Cognitive-behavior techniques can prompt significant recovery from the disorder, according to a 1999 study by psychologist Sabine Wilhelm and her colleagues at Harvard Medical School. But other psychologists believe in a more psychodynamic approach, in which they and the patient also work on uncovering past experiences that may have led to a BDD patient’s poor self-image.

In some cases, patients were neglected as children, says Uwe Gieler, a BDD therapist at the University of Giessen in Germany. According to one theory of attachment, if a mother or father rejects a child during the first 15 months of life, that child may question affection from others as well as his or her own self-worth. As a result, the person can be saddled with both relationship problems and low self-esteem.

Understanding the origins of the problem, Gieler opines, empowers a patient to recognize and “correct” a distorted self-image and put concerns about appearance in perspective. That is, patients may come to understand that imperfections in their face do not equal being an unattractive person or prevent them from having good relationships.

A New Perspective
When Cowen suspected that he had BDD, he went to see Feusner at the Los Angeles Body Dysmorphic Disorder and Body Image Clinic. Feusner diagnosed him with a moderately severe form of the disorder and put him on Prozac, which is now a standard treatment for BDD. He also put Cowen in touch with clinic director and therapist Arie Winograd, who told Cowen to stop touching or looking at his nose, a strategy aimed at curtailing Cowen’s obsessive behaviors.
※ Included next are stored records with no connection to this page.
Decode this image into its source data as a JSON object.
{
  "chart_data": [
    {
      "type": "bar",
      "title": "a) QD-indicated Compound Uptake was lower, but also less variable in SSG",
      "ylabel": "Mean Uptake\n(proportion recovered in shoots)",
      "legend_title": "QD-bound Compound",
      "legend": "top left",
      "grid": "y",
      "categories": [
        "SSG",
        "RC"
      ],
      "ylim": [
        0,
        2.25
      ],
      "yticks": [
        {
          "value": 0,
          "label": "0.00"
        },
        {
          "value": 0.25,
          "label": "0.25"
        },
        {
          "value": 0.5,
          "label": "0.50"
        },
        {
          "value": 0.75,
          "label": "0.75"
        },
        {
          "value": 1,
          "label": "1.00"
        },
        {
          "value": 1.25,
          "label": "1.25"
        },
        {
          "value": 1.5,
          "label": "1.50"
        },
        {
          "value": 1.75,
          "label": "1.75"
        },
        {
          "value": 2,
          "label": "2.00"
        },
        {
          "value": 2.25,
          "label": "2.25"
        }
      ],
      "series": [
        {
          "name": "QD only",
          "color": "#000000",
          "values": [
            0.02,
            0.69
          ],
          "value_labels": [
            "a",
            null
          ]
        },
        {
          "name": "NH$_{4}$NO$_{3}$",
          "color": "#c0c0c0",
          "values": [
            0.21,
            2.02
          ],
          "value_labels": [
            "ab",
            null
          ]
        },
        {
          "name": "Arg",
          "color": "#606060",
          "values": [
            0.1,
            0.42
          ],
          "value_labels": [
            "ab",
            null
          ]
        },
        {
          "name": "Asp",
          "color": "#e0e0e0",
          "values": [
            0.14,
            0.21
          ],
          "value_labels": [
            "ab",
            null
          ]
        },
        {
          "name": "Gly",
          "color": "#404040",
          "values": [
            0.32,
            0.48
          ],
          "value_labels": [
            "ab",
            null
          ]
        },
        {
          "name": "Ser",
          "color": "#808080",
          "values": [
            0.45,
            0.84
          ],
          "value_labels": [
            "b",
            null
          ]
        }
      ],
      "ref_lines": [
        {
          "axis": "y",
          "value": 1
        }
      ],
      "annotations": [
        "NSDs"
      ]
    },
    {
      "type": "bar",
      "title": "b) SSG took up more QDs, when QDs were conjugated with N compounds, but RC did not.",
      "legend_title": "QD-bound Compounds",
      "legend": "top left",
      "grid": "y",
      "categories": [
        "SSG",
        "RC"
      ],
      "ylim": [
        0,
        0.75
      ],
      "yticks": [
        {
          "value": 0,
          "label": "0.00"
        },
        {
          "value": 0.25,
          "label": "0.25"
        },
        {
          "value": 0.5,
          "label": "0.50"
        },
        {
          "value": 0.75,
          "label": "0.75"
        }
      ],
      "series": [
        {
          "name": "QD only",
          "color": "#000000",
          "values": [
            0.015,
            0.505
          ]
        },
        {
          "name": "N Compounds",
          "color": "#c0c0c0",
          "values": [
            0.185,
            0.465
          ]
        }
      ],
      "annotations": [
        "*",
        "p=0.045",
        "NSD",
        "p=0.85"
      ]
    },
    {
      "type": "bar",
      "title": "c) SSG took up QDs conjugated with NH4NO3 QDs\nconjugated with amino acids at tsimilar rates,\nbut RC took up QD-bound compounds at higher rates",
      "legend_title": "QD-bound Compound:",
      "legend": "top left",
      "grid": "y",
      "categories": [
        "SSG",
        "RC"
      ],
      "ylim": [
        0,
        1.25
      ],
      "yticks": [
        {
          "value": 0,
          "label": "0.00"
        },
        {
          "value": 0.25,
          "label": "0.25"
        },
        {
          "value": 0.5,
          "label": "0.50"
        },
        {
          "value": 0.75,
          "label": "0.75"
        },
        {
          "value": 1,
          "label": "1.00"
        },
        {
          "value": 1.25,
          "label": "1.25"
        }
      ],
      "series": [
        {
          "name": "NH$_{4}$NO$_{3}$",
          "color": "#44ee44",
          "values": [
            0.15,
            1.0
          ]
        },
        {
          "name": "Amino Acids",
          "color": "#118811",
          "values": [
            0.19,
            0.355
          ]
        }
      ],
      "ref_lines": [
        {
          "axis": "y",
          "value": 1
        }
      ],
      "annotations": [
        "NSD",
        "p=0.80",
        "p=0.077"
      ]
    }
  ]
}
In particular, the therapist instructed Cowen to avoid all mirrors, which perpetuate the illness because they put a person’s appearance in the forefront of consciousness. Or, as Cowen put it: “You need to forget how you look to reclaim how you are inside.” At close range, mirrors also enable patients to focus too much on facial details, Feusner says, and so may exacerbate the perceptual problem that accompanies the illness.

Cowen was an obedient patient. He stopped the mirror cold turkey, he says, and then gradually relearned to use it—in the normal way—with help from Winograd. For example, Winograd would turn the lights out so Cowen’s face looked less distinct and would coach Cowen to see his visage as a whole rather than focusing on the contours of his nose.

A year after beginning treatment Cowen was able to let go of his obsession with his appearance. “My looks and features and body parts don’t define me now,” Cowen says. “Sometimes I even think I look good.”